Born in Houston, Texas, Sophie was the daughter of Caroline (née Kiam) and Felix Haas. Her father was a tobacco merchant who died when she was four and her mother remarried a year later to John Alexander McLeay, whence the family moved to Atlanta, Georgia. As a young girl, Sophie cut her designing teeth making clothing for her dolls. She attended Agnes Scott College for a time before marrying at age 19 to Jay Harry Rossbach and moving to Philadelphia. They had one son, Jay Harry Rossbach Jr. While she was raising her son, she was employed as a part-time stage costume designer. The couple divorced after nine years in 1926.
Sophie was hired as a stylist for Saks by Adam Long Gimbel, grandson of Adam Gimbel, the founder of department store chain Gimbels. In 1929, she was asked to take over the Salon Moderne of Saks Fifth Avenue. In her role as lead fashion designer, she often traveled to Paris to purchase clothes from designers. She married Gimbel in 1931.

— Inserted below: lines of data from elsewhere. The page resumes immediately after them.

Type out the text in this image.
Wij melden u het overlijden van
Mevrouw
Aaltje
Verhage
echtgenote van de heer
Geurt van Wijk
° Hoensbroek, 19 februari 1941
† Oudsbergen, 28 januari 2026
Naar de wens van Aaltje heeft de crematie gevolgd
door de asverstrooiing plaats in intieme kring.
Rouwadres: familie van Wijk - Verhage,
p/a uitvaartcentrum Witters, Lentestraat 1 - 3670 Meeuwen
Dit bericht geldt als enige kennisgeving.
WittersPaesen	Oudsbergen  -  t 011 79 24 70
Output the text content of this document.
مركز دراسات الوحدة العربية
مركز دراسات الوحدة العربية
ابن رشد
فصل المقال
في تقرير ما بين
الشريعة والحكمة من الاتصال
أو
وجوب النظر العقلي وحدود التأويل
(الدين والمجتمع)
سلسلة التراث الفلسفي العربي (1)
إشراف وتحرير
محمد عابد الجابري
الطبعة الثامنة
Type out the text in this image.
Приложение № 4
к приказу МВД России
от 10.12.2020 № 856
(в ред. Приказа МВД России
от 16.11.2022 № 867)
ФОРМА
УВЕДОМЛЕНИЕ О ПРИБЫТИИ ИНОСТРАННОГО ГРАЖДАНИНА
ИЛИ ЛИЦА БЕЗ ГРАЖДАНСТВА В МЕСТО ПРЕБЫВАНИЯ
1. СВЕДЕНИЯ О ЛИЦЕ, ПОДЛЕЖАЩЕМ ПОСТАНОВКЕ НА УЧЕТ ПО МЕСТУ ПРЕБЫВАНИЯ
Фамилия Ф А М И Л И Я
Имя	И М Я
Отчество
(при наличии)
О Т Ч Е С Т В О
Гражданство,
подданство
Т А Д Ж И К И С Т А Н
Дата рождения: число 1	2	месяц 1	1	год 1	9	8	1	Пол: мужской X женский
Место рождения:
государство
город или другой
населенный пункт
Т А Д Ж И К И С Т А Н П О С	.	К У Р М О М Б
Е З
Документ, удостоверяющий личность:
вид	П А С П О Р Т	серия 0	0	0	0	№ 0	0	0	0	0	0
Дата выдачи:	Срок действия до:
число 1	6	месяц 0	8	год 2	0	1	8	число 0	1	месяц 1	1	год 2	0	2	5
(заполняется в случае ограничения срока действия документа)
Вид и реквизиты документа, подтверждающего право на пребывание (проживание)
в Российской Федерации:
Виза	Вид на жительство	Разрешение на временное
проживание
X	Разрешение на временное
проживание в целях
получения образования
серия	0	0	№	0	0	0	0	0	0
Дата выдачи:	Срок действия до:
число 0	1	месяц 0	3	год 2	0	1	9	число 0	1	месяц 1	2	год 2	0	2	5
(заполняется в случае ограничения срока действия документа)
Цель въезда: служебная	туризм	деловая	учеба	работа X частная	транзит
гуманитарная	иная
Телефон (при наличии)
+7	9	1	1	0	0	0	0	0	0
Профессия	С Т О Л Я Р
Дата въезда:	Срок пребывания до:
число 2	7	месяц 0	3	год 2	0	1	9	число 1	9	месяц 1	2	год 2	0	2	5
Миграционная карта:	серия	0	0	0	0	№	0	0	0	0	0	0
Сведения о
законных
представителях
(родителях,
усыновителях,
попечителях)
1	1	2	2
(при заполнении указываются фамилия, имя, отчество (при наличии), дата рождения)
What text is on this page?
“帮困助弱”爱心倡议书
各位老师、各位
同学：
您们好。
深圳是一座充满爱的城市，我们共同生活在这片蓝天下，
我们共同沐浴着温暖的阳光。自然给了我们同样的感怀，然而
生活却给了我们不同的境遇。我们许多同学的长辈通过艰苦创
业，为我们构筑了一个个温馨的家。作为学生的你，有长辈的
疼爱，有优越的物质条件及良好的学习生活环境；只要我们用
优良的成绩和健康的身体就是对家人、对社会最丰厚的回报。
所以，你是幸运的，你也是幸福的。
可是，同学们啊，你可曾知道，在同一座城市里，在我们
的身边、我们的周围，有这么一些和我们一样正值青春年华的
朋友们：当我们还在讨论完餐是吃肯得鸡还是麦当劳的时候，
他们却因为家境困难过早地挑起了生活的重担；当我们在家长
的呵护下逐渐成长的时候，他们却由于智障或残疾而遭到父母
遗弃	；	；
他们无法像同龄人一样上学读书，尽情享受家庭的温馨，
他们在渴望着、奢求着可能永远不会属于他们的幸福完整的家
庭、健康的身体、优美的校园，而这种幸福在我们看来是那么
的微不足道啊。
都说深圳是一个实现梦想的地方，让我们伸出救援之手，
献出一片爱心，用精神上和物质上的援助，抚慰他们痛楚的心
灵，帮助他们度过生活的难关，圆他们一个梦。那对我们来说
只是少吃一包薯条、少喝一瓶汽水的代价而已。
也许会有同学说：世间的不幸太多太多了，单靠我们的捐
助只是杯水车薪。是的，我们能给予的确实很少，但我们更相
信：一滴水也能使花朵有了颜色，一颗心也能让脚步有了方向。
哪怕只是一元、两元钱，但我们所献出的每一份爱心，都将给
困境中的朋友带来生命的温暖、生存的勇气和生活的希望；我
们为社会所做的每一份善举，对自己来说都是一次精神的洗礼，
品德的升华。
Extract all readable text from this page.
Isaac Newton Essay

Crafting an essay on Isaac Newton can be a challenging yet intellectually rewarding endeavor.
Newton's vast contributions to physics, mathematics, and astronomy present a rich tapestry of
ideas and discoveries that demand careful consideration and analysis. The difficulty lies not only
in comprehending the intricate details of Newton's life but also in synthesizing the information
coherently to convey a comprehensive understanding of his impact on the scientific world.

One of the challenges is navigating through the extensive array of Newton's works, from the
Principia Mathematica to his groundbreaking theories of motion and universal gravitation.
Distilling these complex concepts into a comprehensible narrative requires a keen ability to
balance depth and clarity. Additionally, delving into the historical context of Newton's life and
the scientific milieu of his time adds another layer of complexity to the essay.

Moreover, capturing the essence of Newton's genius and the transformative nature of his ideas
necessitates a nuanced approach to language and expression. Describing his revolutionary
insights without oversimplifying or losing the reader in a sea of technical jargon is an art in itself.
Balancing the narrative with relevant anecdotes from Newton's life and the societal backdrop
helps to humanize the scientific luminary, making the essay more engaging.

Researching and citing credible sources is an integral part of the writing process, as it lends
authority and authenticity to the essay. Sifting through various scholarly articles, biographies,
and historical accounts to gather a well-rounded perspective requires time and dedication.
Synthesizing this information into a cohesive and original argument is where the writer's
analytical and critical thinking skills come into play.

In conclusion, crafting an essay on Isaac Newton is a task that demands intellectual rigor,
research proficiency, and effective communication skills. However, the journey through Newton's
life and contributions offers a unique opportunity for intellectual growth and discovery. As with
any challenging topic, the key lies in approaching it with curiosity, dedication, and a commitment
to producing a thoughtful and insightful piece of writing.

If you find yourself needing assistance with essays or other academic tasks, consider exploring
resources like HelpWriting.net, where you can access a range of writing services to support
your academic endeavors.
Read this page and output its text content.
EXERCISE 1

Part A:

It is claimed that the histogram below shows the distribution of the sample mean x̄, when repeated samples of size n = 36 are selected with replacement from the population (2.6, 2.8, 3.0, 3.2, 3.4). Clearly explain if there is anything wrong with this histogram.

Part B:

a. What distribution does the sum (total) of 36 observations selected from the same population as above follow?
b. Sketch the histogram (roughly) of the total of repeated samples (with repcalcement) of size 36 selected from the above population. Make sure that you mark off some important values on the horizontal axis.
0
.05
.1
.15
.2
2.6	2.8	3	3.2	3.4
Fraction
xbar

Salon Moderne was not particularly successful or prestigious prior to her arrival. Gimbel designed costumes for Broadway shows to generate interest and bring in new business. She created many ready-to-wear fashions and is credited with introducing culottes (divided skirts) to the American market. Gowns designed by Gimbel were known for their simplicity, elegance, and use of expensive fabrics. She designed elegant haute couture dresses and gowns for an exclusive clientele. Gimbel designed a red coat and dress for Lady Bird Johnson to wear at Lyndon B. Johnson's 1965 inauguration.
Gimbel was a contemporary and competitor of Hattie Carnegie, whose boutique was close to Saks Fifth Avenue. Gimbel took a conservative approach to fashion, decrying vanishing hem lines and exposed flesh. In a newspaper guest column, she wrote "I believe there should be a law against short shorts. " Though she wasn't a trendsetter, her designs had a widespread appeal for their use of simple lines and subdued elegance.
Gimbel was featured on the cover of Time magazine on September 29, 1947. She was not the first fashion designer to appear there, having been preceded by Elsa Schiaparelli in 1934, but she was the first American designer to grace the cover. The Couture Group of the New York Dress Institute named Gimbel among the best-dressed fashion personalities of 1959.